Key takeaways:
- Trezor announced that it had discovered a security vulnerability that resulted in the exposure of over 66,000 customers’ contact details.
- The firm claimed to have notified all 66,000 contacts about the problem via email.
Trezor, a producer of hardware wallets, announced on January 20 that it had discovered a security vulnerability that resulted in the exposure of over 66,000 customers’ contact details.
On January 17, Trezor discovered unauthorized access to a third-party support portal. According to the business, users who have communicated with Trezor’s support staff since December 2021 may have had their data obtained during the incident.
Despite the lack of confirmation, Trezor stated that they believe it is their duty to alert the impacted users to the potential that their contact information may have been compromised and that they may be targets of a phishing attempt. The firm claimed to have notified all 66,000 contacts about the problem via email. They included the following as well:
“We want to stress that none of our users’ funds have been compromised through this incident. Your Trezor device remains as secure today, as it was yesterday.”
The attacker sent direct emails to at least 41 users, asking for private information on their recovery seeds. In addition, the contact information of eight users who registered on the trial discussion platform of a third-party vendor was also exposed.
Phishing is a kind of cybercrime in which perpetrators pose as reputable organizations in order to trick victims into divulging personal information. Phishing is a common technique used to acquire sensitive information, including credit card numbers, login passwords, and other private data.
Trezor claims that as a result of the event, no recovery seed phrases have been made public. Additionally, the company says that within an hour of the event, consumers who received emails were notified. The business stated:
“The potential exposure of email addresses might be harmful in the fact that the emails can be subject to phishing attempts.

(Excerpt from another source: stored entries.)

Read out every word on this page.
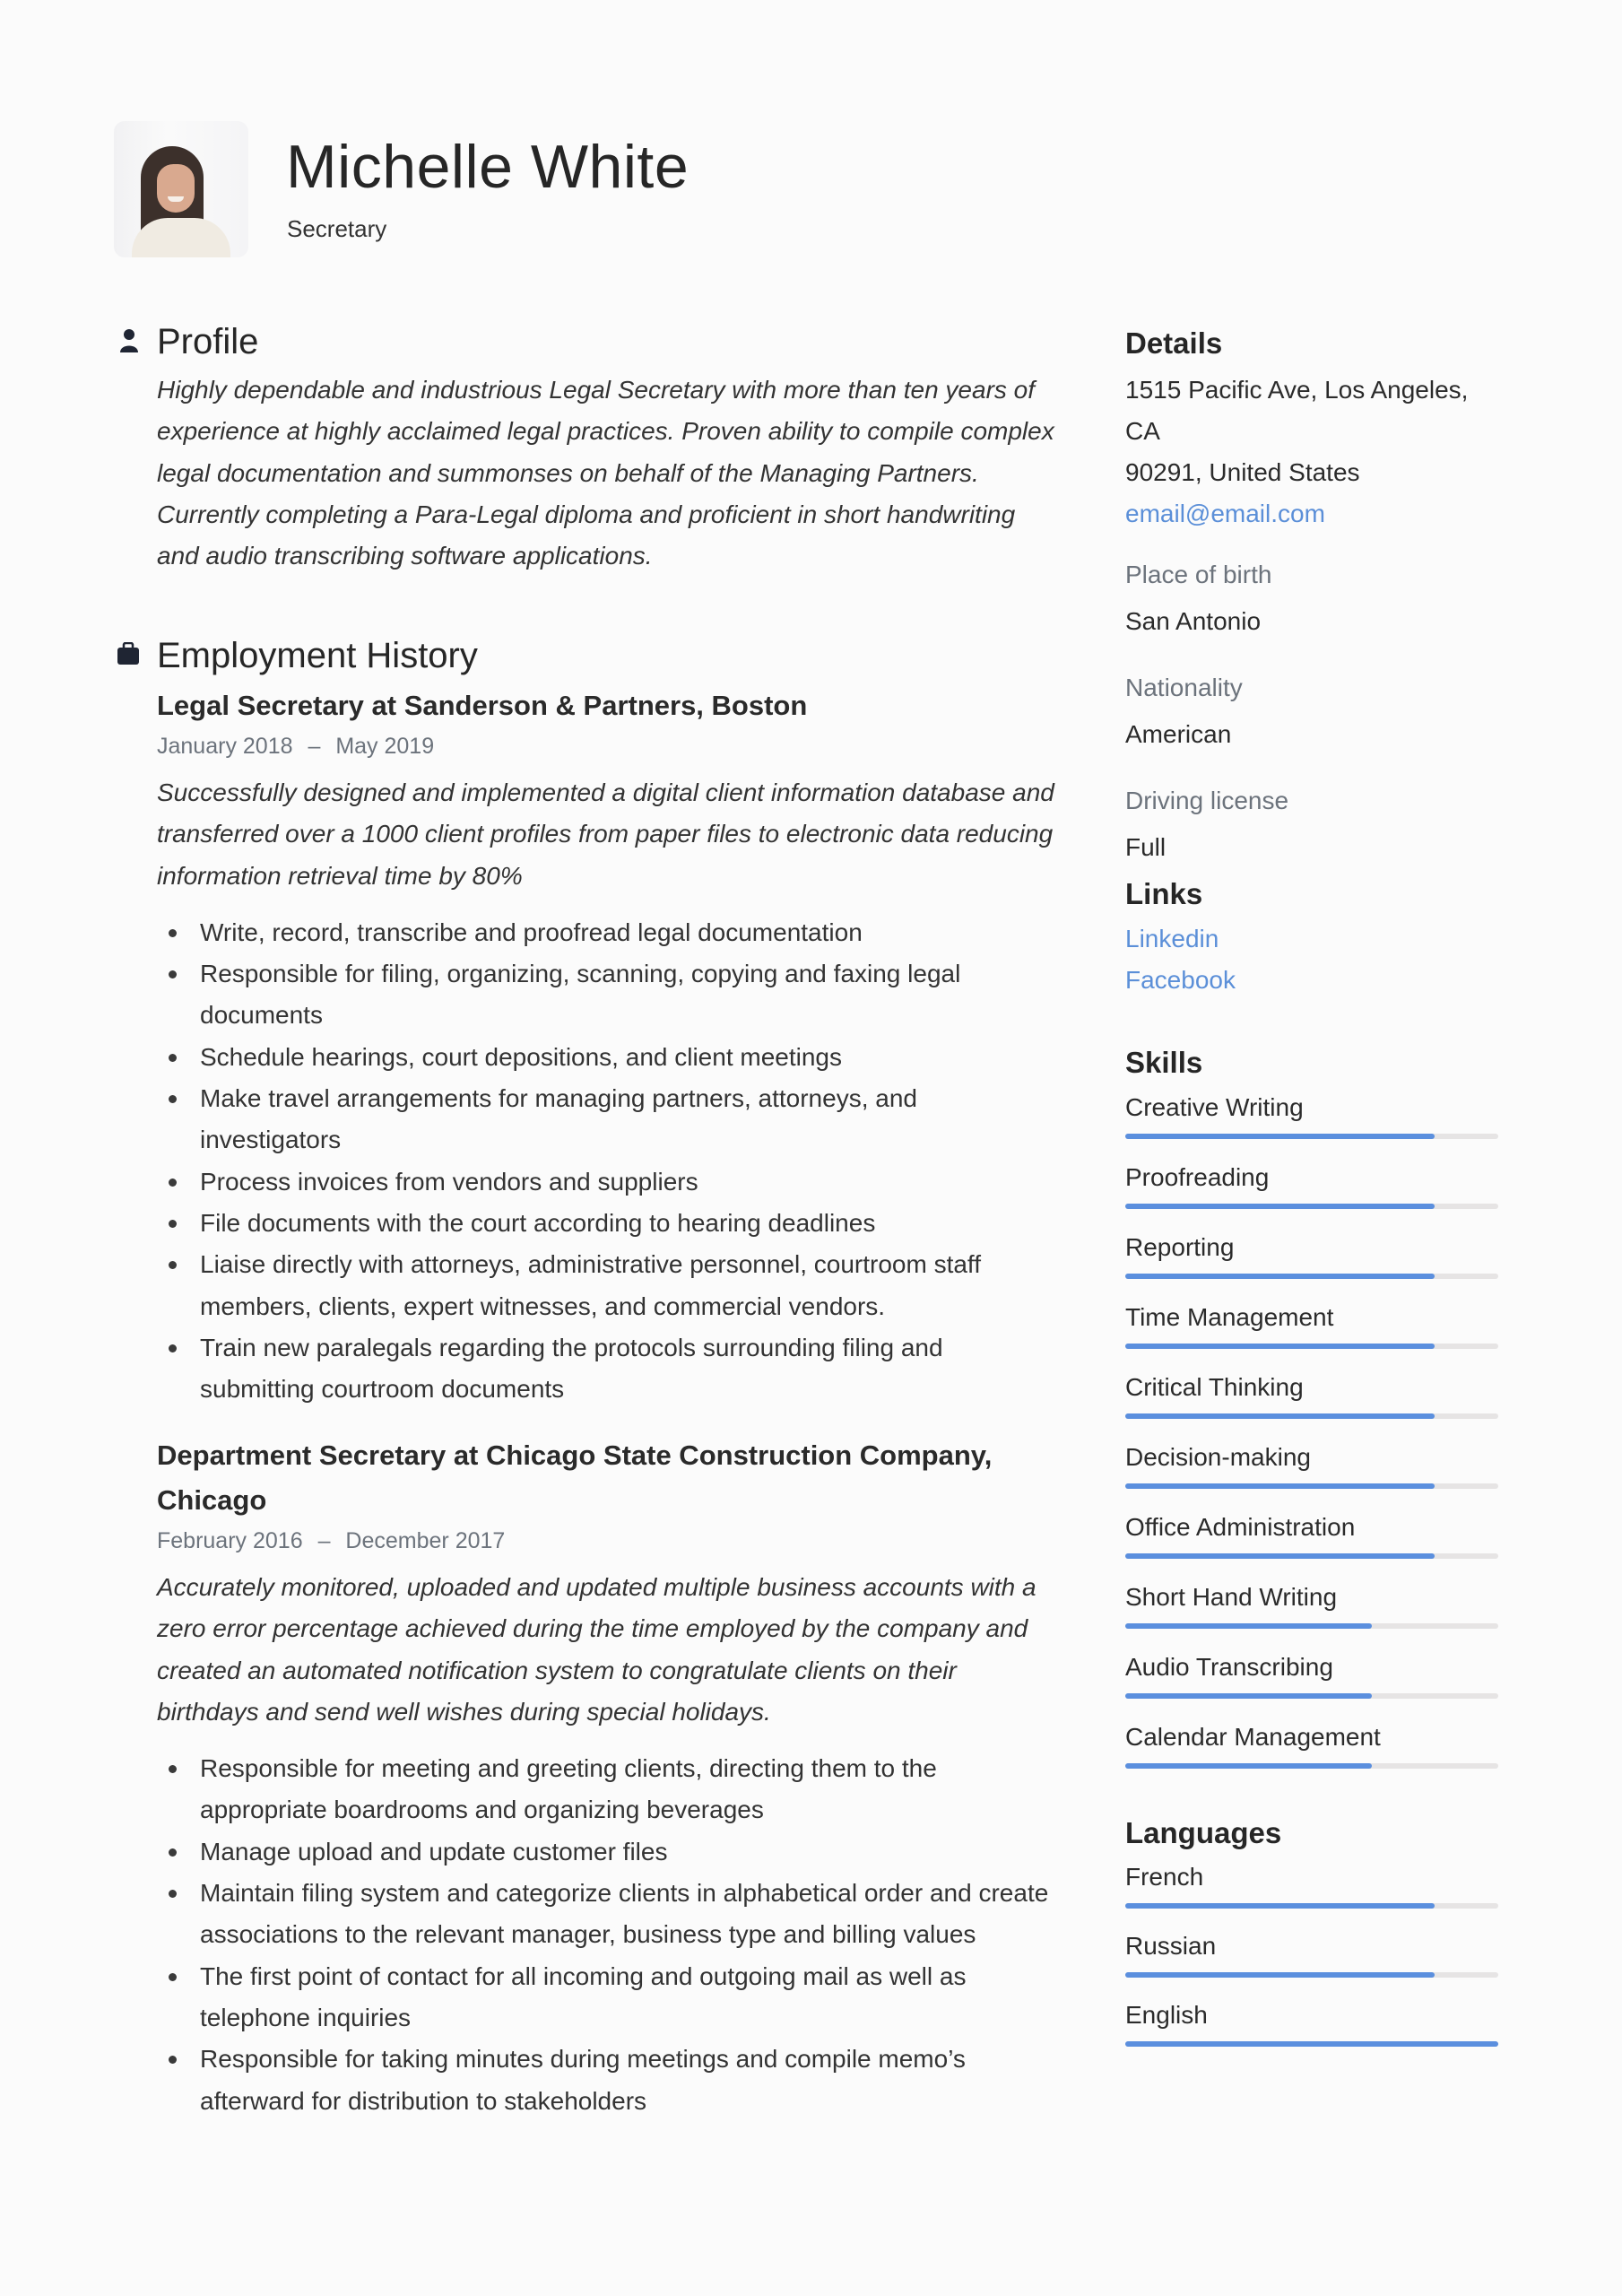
Michelle White
Secretary
Profile
Highly dependable and industrious Legal Secretary with more than ten years of experience at highly acclaimed legal practices. Proven ability to compile complex legal documentation and summonses on behalf of the Managing Partners. Currently completing a Para-Legal diploma and proficient in short handwriting and audio transcribing software applications.
Employment History
Legal Secretary at Sanderson & Partners, Boston
January 2018 – May 2019
Successfully designed and implemented a digital client information database and transferred over a 1000 client profiles from paper files to electronic data reducing information retrieval time by 80%
Write, record, transcribe and proofread legal documentation
Responsible for filing, organizing, scanning, copying and faxing legal documents
Schedule hearings, court depositions, and client meetings
Make travel arrangements for managing partners, attorneys, and investigators
Process invoices from vendors and suppliers
File documents with the court according to hearing deadlines
Liaise directly with attorneys, administrative personnel, courtroom staff members, clients, expert witnesses, and commercial vendors.
Train new paralegals regarding the protocols surrounding filing and submitting courtroom documents
Department Secretary at Chicago State Construction Company, Chicago
February 2016 – December 2017
Accurately monitored, uploaded and updated multiple business accounts with a zero error percentage achieved during the time employed by the company and created an automated notification system to congratulate clients on their birthdays and send well wishes during special holidays.
Responsible for meeting and greeting clients, directing them to the appropriate boardrooms and organizing beverages
Manage upload and update customer files
Maintain filing system and categorize clients in alphabetical order and create associations to the relevant manager, business type and billing values
The first point of contact for all incoming and outgoing mail as well as telephone inquiries
Responsible for taking minutes during meetings and compile memo’s afterward for distribution to stakeholders
Details
1515 Pacific Ave, Los Angeles, CA
90291, United States
email@email.com
Place of birth
San Antonio
Nationality
American
Driving license
Full
Links
Linkedin
Facebook
Skills
Creative Writing
Proofreading
Reporting
Time Management
Critical Thinking
Decision-making
Office Administration
Short Hand Writing
Audio Transcribing
Calendar Management
Languages
French
Russian
English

As of now, we have not observed any spike in phishing activity as a result of this security incident.”
Trezor is a well-known producer of hardware wallets for cryptocurrencies that specializes in cold storage for digital assets. Nonetheless, the business has seen a number of security lapses over time.
It alerted users in March to a phishing attempt that sought to steal investors’ money by posing as a Trezor website and requesting the recovery password from the wallet. In another incident, users’ private keys were compromised by con artists peddling phony Trezor devices.
Recently, the team said on social media that Socket had been infiltrated and that contracts pertaining to it had been stolen for $3.3 million. The group declared that all damage had been fully repaired, and the platform was operational again.